Patients have abnormal glycogen accumulation in muscle tissues in Cori disease. The accumulated glycogen is structurally abnormal and impairs the function of muscles, leading to weakness. This side effect of Cori disease is especially pronounced in adult form.

Hypotonia
Floppy Hippo-baby

Patients have abnormal glycogen accumulation in Cori disease. This is structurally abnormal and impairs the function of muscles. Often, the first sign and of disease in infants is poor muscle tone, or hypotonia.

Stunted Growth
C-clamp Stunting Growth

Growth is limited because the body cannot mobilize glycogen sufficiently and sustain adequate glucose levels for the body.

Hepatomegaly
Liver-balloon

Due to the deficiency of the debranching enzyme, there is accumulation of residual glycogen in the liver, which leads to hepatomegaly.

DIAGNOSIS
Normal Blood Lactic Acid Levels
Normal-bell-curve at Lake Acidic-lemon

The cells are still able to undergo gluconeogenesis and create free glucose residues, so lactic acid levels are within normal limits.

Gluconeogenesis Intact
Glue-genie

Unlike in Von Gierke disease, in Cori disease gluconeogenesis is intact. This means that patients are able to generate glucose from non-carbohydrate substances like lactate, glycerol, and glucogenic amino acids.

Increased LFT's
Up-arrow Liver with Test-tubes

Patients with Cori disease can develop hepatomegaly from abnormal amounts of accumulating glycogen. If the liver is involved, patients can display elevations in liver function enzymes (LFTs) on lab testing.

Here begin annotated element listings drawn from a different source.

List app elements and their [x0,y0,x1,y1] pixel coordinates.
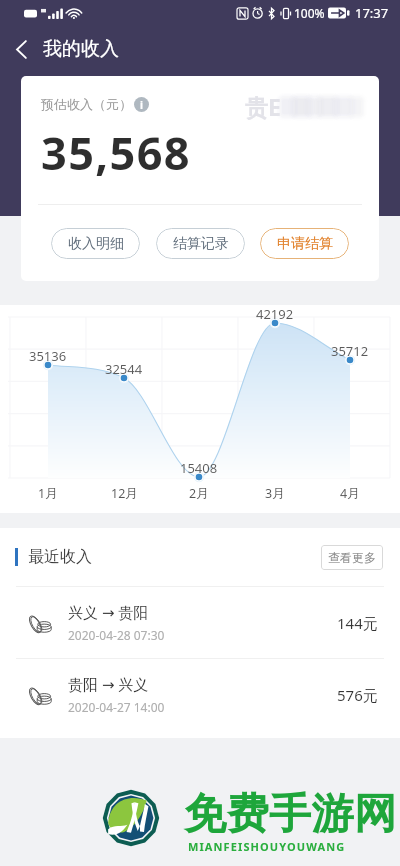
staticText: 预估收入（元） [41,96,132,112]
staticText: 兴义 → 贵阳 [68,602,149,622]
staticText: 32544 [105,360,143,378]
button[interactable]: Info [134,97,149,112]
staticText: 2月 [189,485,209,502]
staticText: 结算记录 [173,235,229,253]
staticText: 35712 [331,342,369,360]
staticText: 2020-04-27 14:00 [68,699,165,715]
staticText: MIANFEISHOUYOUWANG [188,839,346,854]
staticText: 35,568 [41,122,191,183]
staticText: 17:37 [355,4,389,22]
button[interactable]: Back [4,31,40,67]
button[interactable]: 兴义 → 贵阳 [0,587,400,658]
staticText: 35136 [29,347,67,365]
staticText: 100% [294,5,325,21]
staticText: 4月 [340,485,360,502]
button[interactable]: 查看更多 [321,545,383,570]
button[interactable]: 结算记录 [156,228,245,259]
staticText: 576元 [337,685,378,705]
staticText: 收入明细 [68,235,124,253]
staticText: 最近收入 [28,547,92,567]
staticText: i [140,98,143,112]
staticText: 1月 [38,485,58,502]
staticText: 免费手游网 [184,788,397,841]
staticText: 2020-04-28 07:30 [68,627,165,643]
staticText: 申请结算 [277,235,333,253]
staticText: 12月 [111,485,138,502]
staticText: 贵阳 → 兴义 [68,674,149,694]
button[interactable]: 申请结算 [260,228,349,259]
button[interactable]: 收入明细 [51,228,140,259]
staticText: 42192 [256,305,294,323]
staticText: 我的收入 [43,37,119,61]
staticText: 15408 [180,459,218,477]
button[interactable]: 贵阳 → 兴义 [0,659,400,730]
staticText: 3月 [265,485,285,502]
staticText: 查看更多 [328,550,376,565]
staticText: 144元 [337,613,378,633]
staticText: 贵E [245,91,281,122]
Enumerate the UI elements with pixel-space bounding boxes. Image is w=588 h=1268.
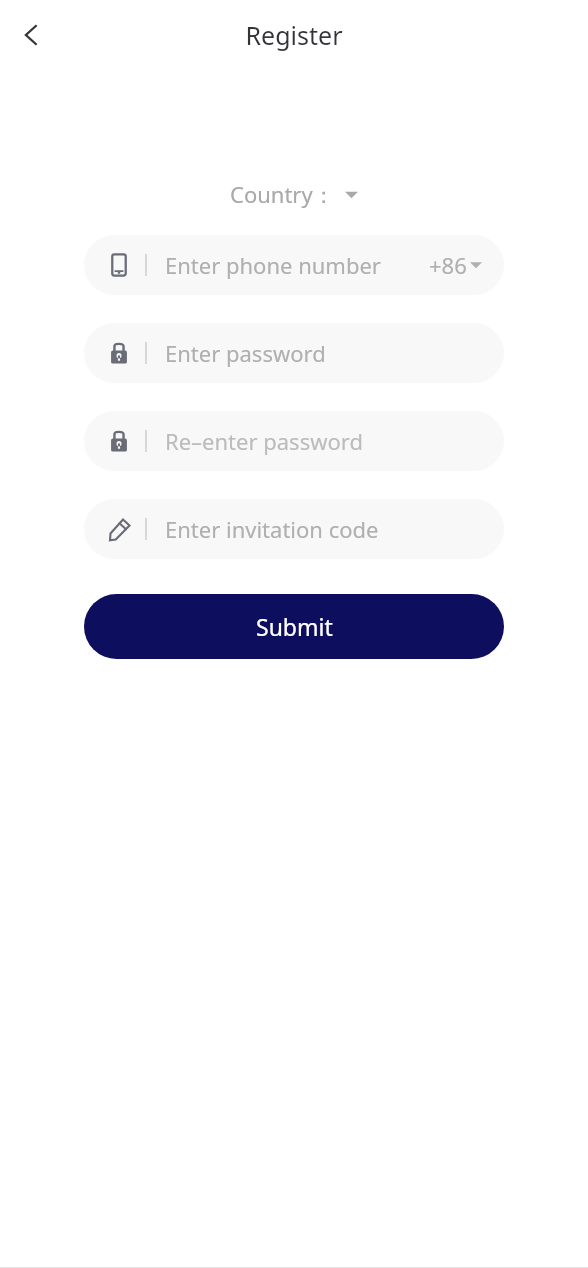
button[interactable]: Enter phone number	[84, 235, 504, 295]
staticText: Enter invitation code	[165, 514, 486, 544]
staticText: Enter phone number	[165, 250, 425, 280]
staticText: +86	[429, 250, 467, 280]
button[interactable]: Enter password	[84, 323, 504, 383]
button[interactable]: Submit	[84, 594, 504, 659]
button[interactable]: Re–enter password	[84, 411, 504, 471]
staticText: Country：	[230, 179, 335, 209]
staticText: Re–enter password	[165, 426, 486, 456]
button[interactable]: Country：	[224, 175, 364, 213]
staticText: Enter password	[165, 338, 486, 368]
staticText: Register	[0, 18, 588, 52]
button[interactable]: +86	[425, 246, 486, 284]
button[interactable]: Enter invitation code	[84, 499, 504, 559]
staticText: Submit	[256, 611, 333, 642]
button[interactable]: Back	[6, 10, 56, 60]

Increased Creatine Kinase (CK/CPK)
Up-arrow Calvin Klein Model

The abnormal glycogen accumulation in Cori disease is structurally abnormal and impairs the function of muscles. Additionally, in times of glucose need, muscle protein is metabolized as a glucose source. These factors lead to lab findings of increased creatine kinase, which is a marker of muscle breakdown.

TREATMENT
Continuous Feeding
Infinite Feeding

It is recommended to provide frequent daytime feedings, along with continuous nasogastric tube feedings at night to infants up until the age of 3 years old. This is done to ensure they maintain satisfactory blood glucose levels.

High Protein Diet
Protein Filled Meat

Because gluconeogenesis is intact and protein can be used as a source of glucose, patients are recommended to have a high protein diet. A high protein diet prevents breakdown of muscle protein in times of glucose need, preserving muscles.

Cornstarch (Uncooked)
Corn-star

Uncooked cornstarch is a recommended dietary supplement in patients because it is a slow-release form of glucose.